Mittwoch, 18. Juli 2012
Ein weiterer Tag in der staubigen Dachstube, dumpf im Kopf, überhaupt, dieser merkwürdige Druck im Kopf, die Beine wie von biegsamen Drähten gehalten, der Blick durch einen Nebel, durch den sich eine zögernde Sonne bricht, stummes Staksen, aus der Zeit gefallene Tage in einem aus der Jahreszeit gefallenen Sommer. Boote zählen, Anrufe, Joghurts im Kühlschrank. Milchpakete an der Tür verhandeln, den eigenen Radius am Gang zum Müllcontainer bemessen. Zwischen Lagerkoller und Hospitalsehnsucht wechseln, alle Sendungen schon kennen, alle Buchrücken und die Wollmäuse dem Namen nach.
Alles mal aufschneiden wollen und totspritzen oder ausschaben oder ganz laut "Ruhe im Puff!" brüllen oder heimlich den Pschyrembel umschreiben und sagen, "Hier, Leute, das sind jetzt eure neuen Handlungsoptionen, sonst nehme ich selbst einen alten Kleiderbügel aus Draht". Der hängt auf dem staubigen Speicher, da hänge ich meine Puppen dran. So was mal sagen und befriedigt von so viel Perspektive, die Äuglein fein zufallen lassen, denken, jetzt ist aber mal Ruhe im Kopf, oder sich einfach treiben lassen, mit dem Zug durch eine mittelgebirgige Landschaft oder einen Fluß entlang.

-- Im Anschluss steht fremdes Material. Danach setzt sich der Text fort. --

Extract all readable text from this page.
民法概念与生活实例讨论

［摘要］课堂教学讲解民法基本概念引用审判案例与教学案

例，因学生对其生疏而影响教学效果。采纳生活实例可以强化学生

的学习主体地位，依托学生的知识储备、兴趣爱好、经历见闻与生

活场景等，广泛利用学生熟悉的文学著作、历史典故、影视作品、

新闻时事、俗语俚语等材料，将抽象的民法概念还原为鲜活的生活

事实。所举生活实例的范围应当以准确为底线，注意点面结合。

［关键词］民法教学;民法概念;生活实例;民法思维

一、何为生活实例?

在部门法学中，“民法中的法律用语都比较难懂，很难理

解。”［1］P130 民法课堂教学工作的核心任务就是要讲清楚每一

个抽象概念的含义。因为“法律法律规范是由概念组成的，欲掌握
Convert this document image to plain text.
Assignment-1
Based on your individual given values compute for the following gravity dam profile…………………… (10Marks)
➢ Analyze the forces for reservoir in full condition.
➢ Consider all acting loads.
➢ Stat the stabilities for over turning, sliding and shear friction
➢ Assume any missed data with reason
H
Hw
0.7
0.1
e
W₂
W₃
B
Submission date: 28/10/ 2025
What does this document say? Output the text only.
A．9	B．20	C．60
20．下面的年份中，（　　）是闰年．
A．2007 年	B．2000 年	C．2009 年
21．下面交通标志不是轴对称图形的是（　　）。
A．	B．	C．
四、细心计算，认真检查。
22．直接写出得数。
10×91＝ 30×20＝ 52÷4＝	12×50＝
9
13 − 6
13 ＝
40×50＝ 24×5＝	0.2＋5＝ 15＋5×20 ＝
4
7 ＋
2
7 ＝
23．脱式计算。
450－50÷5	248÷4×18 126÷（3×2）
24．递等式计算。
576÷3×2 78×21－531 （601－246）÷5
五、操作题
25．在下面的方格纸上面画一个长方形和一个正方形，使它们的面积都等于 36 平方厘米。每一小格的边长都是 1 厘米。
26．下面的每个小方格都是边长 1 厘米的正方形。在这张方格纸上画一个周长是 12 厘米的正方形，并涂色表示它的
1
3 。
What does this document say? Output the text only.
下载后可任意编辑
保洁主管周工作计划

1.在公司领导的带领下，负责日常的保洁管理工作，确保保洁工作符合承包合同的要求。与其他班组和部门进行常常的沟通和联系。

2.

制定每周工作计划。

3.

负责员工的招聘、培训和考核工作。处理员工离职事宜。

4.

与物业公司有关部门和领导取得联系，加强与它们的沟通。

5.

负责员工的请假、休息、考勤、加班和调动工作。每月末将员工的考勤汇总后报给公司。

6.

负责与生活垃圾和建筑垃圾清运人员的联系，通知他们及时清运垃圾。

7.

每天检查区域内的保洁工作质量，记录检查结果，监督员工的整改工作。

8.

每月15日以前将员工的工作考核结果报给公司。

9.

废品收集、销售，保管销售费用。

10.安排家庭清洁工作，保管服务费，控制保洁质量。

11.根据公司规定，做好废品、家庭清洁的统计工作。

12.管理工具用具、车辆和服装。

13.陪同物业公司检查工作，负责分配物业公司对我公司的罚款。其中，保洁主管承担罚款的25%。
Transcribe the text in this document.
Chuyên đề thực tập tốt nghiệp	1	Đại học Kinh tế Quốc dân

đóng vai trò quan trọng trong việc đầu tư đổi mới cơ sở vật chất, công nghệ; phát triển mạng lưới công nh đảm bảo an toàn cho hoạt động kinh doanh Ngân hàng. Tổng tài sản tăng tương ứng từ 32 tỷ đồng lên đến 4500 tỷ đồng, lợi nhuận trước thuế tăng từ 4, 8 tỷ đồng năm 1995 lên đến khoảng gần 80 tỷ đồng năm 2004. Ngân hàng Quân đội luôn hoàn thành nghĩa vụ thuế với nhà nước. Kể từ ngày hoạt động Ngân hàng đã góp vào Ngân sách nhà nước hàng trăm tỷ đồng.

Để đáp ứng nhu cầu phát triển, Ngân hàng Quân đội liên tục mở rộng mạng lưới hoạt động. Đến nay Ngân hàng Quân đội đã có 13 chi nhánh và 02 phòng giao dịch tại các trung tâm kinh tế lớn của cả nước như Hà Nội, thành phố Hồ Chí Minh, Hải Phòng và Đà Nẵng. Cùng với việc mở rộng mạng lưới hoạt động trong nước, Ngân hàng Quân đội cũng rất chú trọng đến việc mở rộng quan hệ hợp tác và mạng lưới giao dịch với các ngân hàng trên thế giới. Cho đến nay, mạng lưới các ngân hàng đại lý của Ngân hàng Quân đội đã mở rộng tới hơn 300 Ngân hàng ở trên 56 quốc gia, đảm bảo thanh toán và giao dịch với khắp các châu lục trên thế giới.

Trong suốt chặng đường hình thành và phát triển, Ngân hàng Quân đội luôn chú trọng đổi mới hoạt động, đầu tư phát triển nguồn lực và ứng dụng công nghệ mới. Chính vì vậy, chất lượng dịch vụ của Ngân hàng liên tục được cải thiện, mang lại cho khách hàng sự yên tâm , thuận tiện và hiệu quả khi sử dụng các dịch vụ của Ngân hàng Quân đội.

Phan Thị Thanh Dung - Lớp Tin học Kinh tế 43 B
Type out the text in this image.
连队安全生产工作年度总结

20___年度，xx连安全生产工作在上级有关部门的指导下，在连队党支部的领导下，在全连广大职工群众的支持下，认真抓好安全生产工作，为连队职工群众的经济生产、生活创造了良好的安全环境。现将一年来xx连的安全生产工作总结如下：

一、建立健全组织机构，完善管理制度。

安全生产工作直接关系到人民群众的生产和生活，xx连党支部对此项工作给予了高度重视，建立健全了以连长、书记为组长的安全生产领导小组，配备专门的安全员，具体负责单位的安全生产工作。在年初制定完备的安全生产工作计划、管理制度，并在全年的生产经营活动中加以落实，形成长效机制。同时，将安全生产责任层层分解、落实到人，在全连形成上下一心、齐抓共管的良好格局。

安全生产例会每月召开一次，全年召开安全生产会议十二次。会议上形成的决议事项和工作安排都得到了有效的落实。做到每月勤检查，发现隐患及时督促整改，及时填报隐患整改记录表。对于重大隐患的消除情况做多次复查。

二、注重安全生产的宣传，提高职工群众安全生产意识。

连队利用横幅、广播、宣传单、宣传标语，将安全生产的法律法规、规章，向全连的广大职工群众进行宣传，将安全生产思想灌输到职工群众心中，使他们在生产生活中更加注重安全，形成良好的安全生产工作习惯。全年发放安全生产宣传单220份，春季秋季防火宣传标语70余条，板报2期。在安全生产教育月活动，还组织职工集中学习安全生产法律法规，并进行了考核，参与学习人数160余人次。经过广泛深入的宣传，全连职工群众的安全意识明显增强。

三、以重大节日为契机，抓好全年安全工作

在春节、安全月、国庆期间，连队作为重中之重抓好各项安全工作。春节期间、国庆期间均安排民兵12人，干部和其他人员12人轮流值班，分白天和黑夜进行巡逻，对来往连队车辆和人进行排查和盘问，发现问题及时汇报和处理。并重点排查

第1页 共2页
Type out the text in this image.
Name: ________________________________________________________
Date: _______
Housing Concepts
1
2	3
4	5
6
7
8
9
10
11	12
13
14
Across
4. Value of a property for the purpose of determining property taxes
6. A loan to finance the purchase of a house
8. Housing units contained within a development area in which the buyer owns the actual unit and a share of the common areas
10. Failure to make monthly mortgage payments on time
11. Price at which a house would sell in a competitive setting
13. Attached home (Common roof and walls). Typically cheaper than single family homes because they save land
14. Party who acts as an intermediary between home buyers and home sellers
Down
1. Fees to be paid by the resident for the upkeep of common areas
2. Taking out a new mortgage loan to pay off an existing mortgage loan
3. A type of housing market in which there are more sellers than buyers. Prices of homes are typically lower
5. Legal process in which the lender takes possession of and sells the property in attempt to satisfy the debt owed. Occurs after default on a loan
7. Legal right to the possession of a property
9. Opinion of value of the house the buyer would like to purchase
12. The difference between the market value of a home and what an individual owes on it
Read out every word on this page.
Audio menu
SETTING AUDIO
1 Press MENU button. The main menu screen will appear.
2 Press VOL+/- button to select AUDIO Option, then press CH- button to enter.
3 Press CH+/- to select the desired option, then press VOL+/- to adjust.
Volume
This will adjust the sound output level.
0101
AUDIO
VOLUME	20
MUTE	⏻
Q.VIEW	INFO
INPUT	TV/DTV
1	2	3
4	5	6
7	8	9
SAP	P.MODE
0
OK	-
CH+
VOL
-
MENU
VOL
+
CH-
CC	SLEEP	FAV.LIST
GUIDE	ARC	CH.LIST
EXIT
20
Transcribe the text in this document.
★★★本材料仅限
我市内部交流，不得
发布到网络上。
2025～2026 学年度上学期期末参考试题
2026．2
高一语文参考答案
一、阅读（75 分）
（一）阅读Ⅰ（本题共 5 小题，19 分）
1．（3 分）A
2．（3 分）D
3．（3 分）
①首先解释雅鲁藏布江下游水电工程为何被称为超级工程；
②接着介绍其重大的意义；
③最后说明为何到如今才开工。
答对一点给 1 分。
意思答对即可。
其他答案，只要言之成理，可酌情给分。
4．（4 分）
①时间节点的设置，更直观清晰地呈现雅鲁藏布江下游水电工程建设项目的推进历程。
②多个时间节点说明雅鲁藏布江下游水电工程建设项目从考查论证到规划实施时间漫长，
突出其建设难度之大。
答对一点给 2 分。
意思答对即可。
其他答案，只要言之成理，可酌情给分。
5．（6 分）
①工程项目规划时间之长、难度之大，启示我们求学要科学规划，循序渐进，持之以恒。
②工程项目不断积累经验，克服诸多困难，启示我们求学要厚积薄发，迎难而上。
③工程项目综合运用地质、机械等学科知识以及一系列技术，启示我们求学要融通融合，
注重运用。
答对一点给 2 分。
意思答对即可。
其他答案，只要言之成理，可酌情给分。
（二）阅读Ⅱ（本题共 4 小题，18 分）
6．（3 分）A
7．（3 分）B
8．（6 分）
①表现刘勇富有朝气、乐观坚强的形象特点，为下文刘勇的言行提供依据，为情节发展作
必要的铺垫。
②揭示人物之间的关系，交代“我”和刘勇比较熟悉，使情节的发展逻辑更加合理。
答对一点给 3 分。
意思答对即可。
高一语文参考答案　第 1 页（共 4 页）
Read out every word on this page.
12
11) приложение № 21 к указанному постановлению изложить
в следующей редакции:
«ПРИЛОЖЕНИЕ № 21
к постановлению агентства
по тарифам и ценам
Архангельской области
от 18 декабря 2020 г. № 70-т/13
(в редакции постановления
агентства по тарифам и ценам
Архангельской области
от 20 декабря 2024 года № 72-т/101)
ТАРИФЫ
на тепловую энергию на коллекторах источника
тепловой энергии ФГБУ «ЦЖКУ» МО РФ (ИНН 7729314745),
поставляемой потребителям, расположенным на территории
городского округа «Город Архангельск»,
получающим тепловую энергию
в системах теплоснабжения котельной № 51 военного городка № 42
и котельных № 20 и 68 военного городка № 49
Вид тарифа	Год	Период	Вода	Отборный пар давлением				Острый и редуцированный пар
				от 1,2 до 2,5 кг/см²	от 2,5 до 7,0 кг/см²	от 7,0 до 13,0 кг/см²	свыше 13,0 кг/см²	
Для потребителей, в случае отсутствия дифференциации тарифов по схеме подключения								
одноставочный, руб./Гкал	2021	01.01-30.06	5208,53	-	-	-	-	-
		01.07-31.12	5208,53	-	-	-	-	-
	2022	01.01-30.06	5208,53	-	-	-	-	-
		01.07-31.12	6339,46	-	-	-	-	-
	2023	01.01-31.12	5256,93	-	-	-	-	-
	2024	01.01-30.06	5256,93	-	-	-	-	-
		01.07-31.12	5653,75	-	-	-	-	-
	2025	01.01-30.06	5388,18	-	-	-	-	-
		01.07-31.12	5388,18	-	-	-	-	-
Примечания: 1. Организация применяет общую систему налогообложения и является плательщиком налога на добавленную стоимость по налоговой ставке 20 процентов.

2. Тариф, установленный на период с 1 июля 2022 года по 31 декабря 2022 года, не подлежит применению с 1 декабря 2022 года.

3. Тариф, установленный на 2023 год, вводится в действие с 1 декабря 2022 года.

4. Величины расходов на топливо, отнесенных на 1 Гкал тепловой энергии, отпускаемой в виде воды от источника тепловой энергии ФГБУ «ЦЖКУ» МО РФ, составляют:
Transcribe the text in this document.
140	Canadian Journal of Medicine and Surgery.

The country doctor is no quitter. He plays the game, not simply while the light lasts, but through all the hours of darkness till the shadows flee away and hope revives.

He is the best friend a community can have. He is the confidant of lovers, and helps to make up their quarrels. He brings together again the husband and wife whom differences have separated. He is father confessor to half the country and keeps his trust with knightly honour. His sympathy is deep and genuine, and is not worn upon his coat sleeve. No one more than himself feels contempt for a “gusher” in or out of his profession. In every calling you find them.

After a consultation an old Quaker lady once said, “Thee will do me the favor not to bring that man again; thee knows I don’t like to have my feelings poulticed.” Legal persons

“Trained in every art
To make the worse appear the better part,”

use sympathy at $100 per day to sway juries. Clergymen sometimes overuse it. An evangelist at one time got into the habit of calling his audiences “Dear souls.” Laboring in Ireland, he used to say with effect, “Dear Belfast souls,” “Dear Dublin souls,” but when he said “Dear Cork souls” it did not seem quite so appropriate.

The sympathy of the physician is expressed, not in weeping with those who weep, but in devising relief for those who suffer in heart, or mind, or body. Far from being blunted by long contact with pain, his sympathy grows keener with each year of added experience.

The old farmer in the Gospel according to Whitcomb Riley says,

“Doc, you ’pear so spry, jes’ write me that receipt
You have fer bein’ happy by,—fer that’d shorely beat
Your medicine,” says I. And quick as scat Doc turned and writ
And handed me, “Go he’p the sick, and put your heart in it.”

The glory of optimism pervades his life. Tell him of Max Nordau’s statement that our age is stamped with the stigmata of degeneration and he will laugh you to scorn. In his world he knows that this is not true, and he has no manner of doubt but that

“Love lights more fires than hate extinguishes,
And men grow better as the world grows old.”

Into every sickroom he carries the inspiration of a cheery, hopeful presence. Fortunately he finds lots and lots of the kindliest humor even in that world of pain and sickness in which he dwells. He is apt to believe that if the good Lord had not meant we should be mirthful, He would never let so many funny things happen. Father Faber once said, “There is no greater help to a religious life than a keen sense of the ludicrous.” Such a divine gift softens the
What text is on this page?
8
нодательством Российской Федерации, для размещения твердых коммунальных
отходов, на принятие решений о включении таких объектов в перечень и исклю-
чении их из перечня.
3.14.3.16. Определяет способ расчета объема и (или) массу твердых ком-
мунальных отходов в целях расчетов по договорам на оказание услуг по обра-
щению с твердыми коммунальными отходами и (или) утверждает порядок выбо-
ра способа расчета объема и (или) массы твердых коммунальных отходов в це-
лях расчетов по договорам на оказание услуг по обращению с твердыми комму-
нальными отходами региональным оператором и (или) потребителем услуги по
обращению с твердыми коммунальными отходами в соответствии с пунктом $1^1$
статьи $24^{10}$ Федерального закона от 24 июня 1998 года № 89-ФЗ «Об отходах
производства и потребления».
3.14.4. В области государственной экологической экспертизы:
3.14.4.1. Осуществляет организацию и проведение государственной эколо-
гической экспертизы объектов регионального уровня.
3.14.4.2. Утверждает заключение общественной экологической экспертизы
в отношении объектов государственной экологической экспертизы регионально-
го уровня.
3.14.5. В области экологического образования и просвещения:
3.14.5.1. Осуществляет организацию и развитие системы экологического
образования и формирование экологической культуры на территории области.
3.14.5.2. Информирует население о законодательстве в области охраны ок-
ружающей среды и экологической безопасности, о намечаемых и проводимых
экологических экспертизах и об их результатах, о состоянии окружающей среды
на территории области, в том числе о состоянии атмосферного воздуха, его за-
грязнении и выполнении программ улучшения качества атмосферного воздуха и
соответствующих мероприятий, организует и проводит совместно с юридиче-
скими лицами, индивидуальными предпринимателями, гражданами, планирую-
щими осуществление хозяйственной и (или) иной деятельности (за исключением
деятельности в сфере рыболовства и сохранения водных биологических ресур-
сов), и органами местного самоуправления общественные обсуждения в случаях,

An Gesichter denken, die Stimmen, den Sack voll Versprechen, die man aufbewahrt hat für schlechtere Tage. Die kommen ja auch noch.

Montag, 16. Juli 2012
Erste Meldungen erreichen mich, es solle mal heitere Abwechslung sein zwischen all den toten Tieren und morbid-medizinischen Betrachtungen. Also, ich könnt' ja noch stundenlang! Die frohe Botschaft des Tages lautet: Heute konnte ich bereits freihändig auf dem Trimmrad fahren.
Um also Abwechslung in meine weiterhin leicht anthrazitgefärbte Stimmung zu bringen, schaute ich aus meiner kleinen Kaurismäki-Bibliothek Wolken ziehen vorüber von 1996 mit der wunderbaren Kati Outinen. Schönstes Zitat: "Das Leben ist kurz und traurig. Freu dich, solange du kannst."
Ilona (Outinen) und ihr Mann Lauri stemmen sich (nebst Hund) gegen die Arbeitslosigkeit und weitere Tücken eines ebenso nüchtern wie unbarmherizg wirkenden Schicksals, trotzen dem sozialen Abstieg mit stoischer Würde, verlieren Job, Auto, Geld, Wohnung und Möbel, nicht aber sich selber. Wieder einmal stelle ich fest, Kaurismäkis Versöhnungsszenen gehören zu den schönsten des Kinos. Wortkarge, selbstinszenierungsfreie Feststellungen getreu der Eisbergtheorie, nachdem Neunzehntel des Ereignisses unsichtbar bleiben. Das kaum noch gebrauchsfähige Wort der Unverlogenheit möchte man ja fast nicht mehr benutzen.
Musik, Ausstattung und Fotografie sind wie immer makellos, ebenso präzise gesetzt wie die Dialoge, mit denen sich das Personal schwärzeste Wahrheiten ohne tiefere Verletzungsabsicht entgegenwirft. "Du bist zu alt." - "Ich bin 38." - "Eben. Du könntest jederzeit abkratzen." Ein Film als poetischer Kommentar zur Krise und zu einer tiefen Liebe, die sich als sachliche Zuneigung tarnt.